In recent years, some relationship experts have opined that ever-present technology is driving a growing wedge between more couples, in some instances playing a role in separation and divorce. But that’s not the only way advancing tech affects divorce. The digital trail left by those engrossed in ubiquitous electronic devices behind is a factor in a growing number of divorce cases.
Experienced New Jersey divorce lawyers know that courts continue to wrestle with how to balance privacy interests with the value of relevant information stored in these devices and on social media platforms.
On one hand, better tech can mean a smoother divorce process in some respects. Financial records one may have spent weeks or months chasing down before are now easily obtained and often stored in a single desktop folder or Excel sheet. Communications that were once solely a matter of he-said-she-said are now neatly preserved in text or email form. These systems also allow people to be more organized and prepared, which helps cut down not only on time but legal expenses.
Conversely though, some of these platforms make it so easy to fire off the first thought that comes to mind and get instant gratification for it. That’s a perilous prospect for someone on emotional rollercoaster, especially if they’re about to have every aspect of their finances, lifestyle, parenting style and personal life heavily scrutinized by a family law judge in a divorce case.
“It has changed the way we do business”
As noted in a survey by the American Academy of Matrimonial Lawyers, social media, text messaging, emails and other electronic tools are used by divorce lawyers with increasing regularity. Facebook is one of the top sources of social media evidence in divorce cases, used by 66 percent of lawyers surveyed. Instagram, Twitter and Snapchat are others. Text messages and emails are also frequently presented as evidence.
One divorce attorney commented to The New York Times, “It has changed the way we do business… Before, we would hire private investigators, have opposing spouses followed, try to interview acquaintances and friends. We would strive forever to get evidence, and now people can’t wait to post on Facebook who they are out drinking with. We come along and scoop that up.”
Bar associations have even conducted workshops for divorce lawyers, teaching them how to navigate these issues.
That’s why our Middlesex County divorce attorneys urge our clients to exercise great caution and discretion when sharing any information on digital platforms when preparing for or during divorce. Most courts will allow social media posts as evidence allowed in court so long as it is relevant and authentic and wasn’t obtained unlawfully. If there is good reason to believe private social media content will be relevant and not obtainable in another way, courts will sometimes even issue a subpoena for production it.
How Social Media Evidence Can Be Used For and Against You in Divorce
New Jersey became a no-fault divorce state in 2007. Couples can cite irreconcilable differences without having to be specific, so it’s not necessary to unearth evidence of your soon-to-be-ex’s wrongdoing in order to go your separate ways.
That said, sometimes such evidence can prove useful, whether you’re filing for divorce on no-fault or fault grounds, as outlined in N.J. Stat. § 2A:34-2.
Social media posts can be used to show almost anything.
- If a spouse has been having an affair, social media evidence may be used to prove fault grounds or to show that marital assets or property were diverted in furtherance of that relationship.
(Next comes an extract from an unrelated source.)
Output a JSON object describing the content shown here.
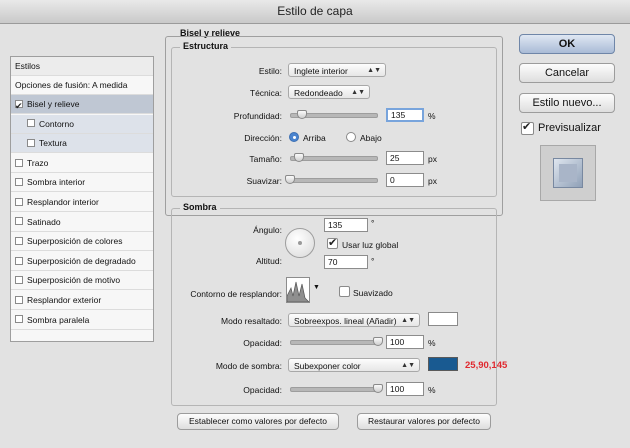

That can mean the other spouse will get a greater share when it comes time to equitably distribute assets or determine alimony.
- It might be used as proof that a spouse violated the terms of a prenuptial agreement. With no-fault divorce, most New Jersey family law judges won’t sanction a person strictly for unfaithfulness, but an infidelity clause in a prenuptial agreement might.
- Social media posts can be used to reveal a spouse to be in possession of property they had not disclosed at the outset of the divorce case.
- Images or videos depicting drug use, alcohol abuse or addiction can play a factor in a divorce case on several fronts.
- Photographs or exchanges that show inappropriate or harmful activity around or involving children can come into play during a custody battle.
The ubiquity of social media means the possibilities for the kinds of evidence that could be collected are endless. Understanding how it might affect your divorce case and exercising caution about what you post is critical to obtaining favorable results in court.